Manaus. Le parquet fédéral brésilien (MPF) a demandé la suspension immédiate d’un projet de protection des forêts REDD+ dans les zones protégées des populations autochtones et traditionnelles de l’État d’Amazonas. Le projet devait être mis en œuvre dans 21 zones protégées par l’État, dont la Reserva de Desenvolvimento Sustentável do Juma (RDS). Selon le MPF, les droits fondamentaux au consentement libre, préalable et éclairé (CLIP) des communautés concernées ont été violés. L’Agence de protection de l’environnement de l’État (SEMA) a lancé le projet sans consulter au préalable les communautés vivant dans la région. Le parquet critique également le manque d’informations sur les structures financières et les éventuels bénéficiaires.

La stratégie REDD+ signifie Réduire les émissions liées à la déforestation et à la dégradation des forêts et a été introduite par les Nations Unies pour créer des incitations à la conservation et au reboisement des forêts dans les pays du Sud.

Dans le cadre du procès en cours, le Parquet fédéral demande, à titre de mesure conservatoire urgente, la suspension de toutes les actions administratives liées au projet, y compris l’appel d’offres public prévu par le SEMA pour que les entreprises effectuent la consultation, afin d’empêcher leur accès aux communautés situées dans les zones protégées de l’État.

Le parquet avait déjà intenté une action en justice contre le gouvernement de l’État d’Amazonas en novembre 2024. Le parquet accusait l’agence environnementale SEMA d’avoir préparé un projet REDD+ à grande échelle dans les zones protégées de l’État sans consulter les communautés indigènes et traditionnelles concernées, conformément à la convention 169 de l’OIT. Le SEMA n’a pas non plus inclus l’autorité nationale indigène FUNAI et le ministère des Peuples indigènes (MPI).

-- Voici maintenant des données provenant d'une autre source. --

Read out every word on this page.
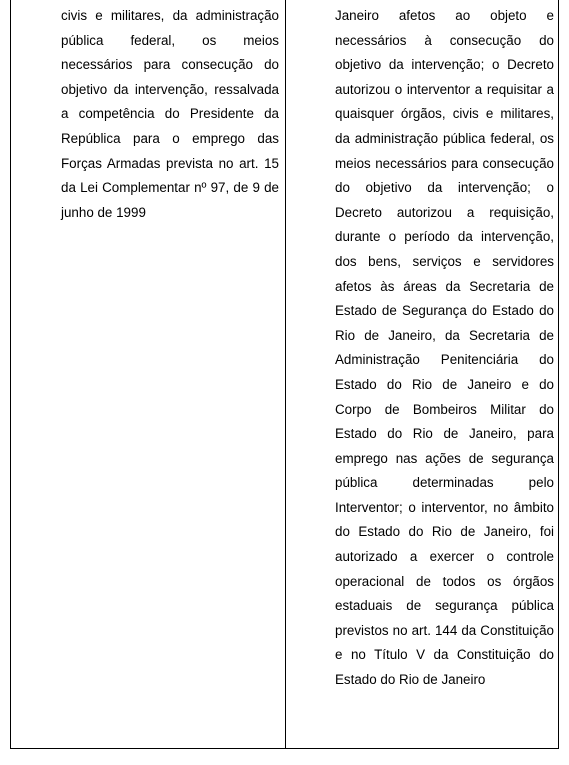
civis e militares, da administração pública federal, os meios necessários para consecução do objetivo da intervenção, ressalvada a competência do Presidente da República para o emprego das Forças Armadas prevista no art. 15 da Lei Complementar nº 97, de 9 de junho de 1999

Janeiro afetos ao objeto e necessários à consecução do objetivo da intervenção; o Decreto autorizou o interventor a requisitar a quaisquer órgãos, civis e militares, da administração pública federal, os meios necessários para consecução do objetivo da intervenção; o Decreto autorizou a requisição, durante o período da intervenção, dos bens, serviços e servidores afetos às áreas da Secretaria de Estado de Segurança do Estado do Rio de Janeiro, da Secretaria de Administração Penitenciária do Estado do Rio de Janeiro e do Corpo de Bombeiros Militar do Estado do Rio de Janeiro, para emprego nas ações de segurança pública determinadas pelo Interventor; o interventor, no âmbito do Estado do Rio de Janeiro, foi autorizado a exercer o controle operacional de todos os órgãos estaduais de segurança pública previstos no art. 144 da Constituição e no Título V da Constituição do Estado do Rio de Janeiro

Le MPF a donc demandé, à titre provisoire, la suspension immédiate de tous les actes administratifs liés au projet – y compris un appel d’offres pour que des entreprises soient chargées de procéder à des « consultations » – afin d’empêcher temporairement ces entreprises d’accéder aux communes.

Les documents du procès publiés dans les archives judiciaires montrent que le projet couvrira environ 12,4 millions d’hectares de forêt, soit environ la moitié de la superficie de l’État de São Paulo. Le programme devrait permettre à des entreprises privées de générer des certificats CO2 REDD+ pour le compte de l’État d’Amazonas et de les vendre sur le marché volontaire du carbone. Toutefois, selon le parquet, ni les communes concernées n’ont reçu d’informations sur ces projets ni les documents relatifs aux contrats négociés en leur nom.

Le gouvernement de l’État a rejeté ces allégations. Comme le rapporte la chaîne Globo, la SEMA a déclaré qu’aucune mesure n’avait été lancée ni aucun certificat délivré dans aucune des zones protégées. Entre novembre 2024 et janvier 2025, il n’y a eu que des « réunions techniques » avec les responsables de la gestion des espaces protégés. Les consultations proprement dites avec les communautés devraient débuter en novembre 2025. Ce n’est qu’à ce moment-là que les projets REDD+ pourront être mis en œuvre avec l’accord de la population. Des organisations et associations environnementales telles que la Coordination des organisations et des peuples autochtones d’Amazonie (Articulação dos Povos Indígenas do Amazonas – APIAM) ont critiqué cette représentation comme étant trompeuse : dans plusieurs zones touchées, les communautés avaient déjà été contactées par des entreprises externes sans qu’elles connaissent le but de ces visites ni qu’elles soient impliquées.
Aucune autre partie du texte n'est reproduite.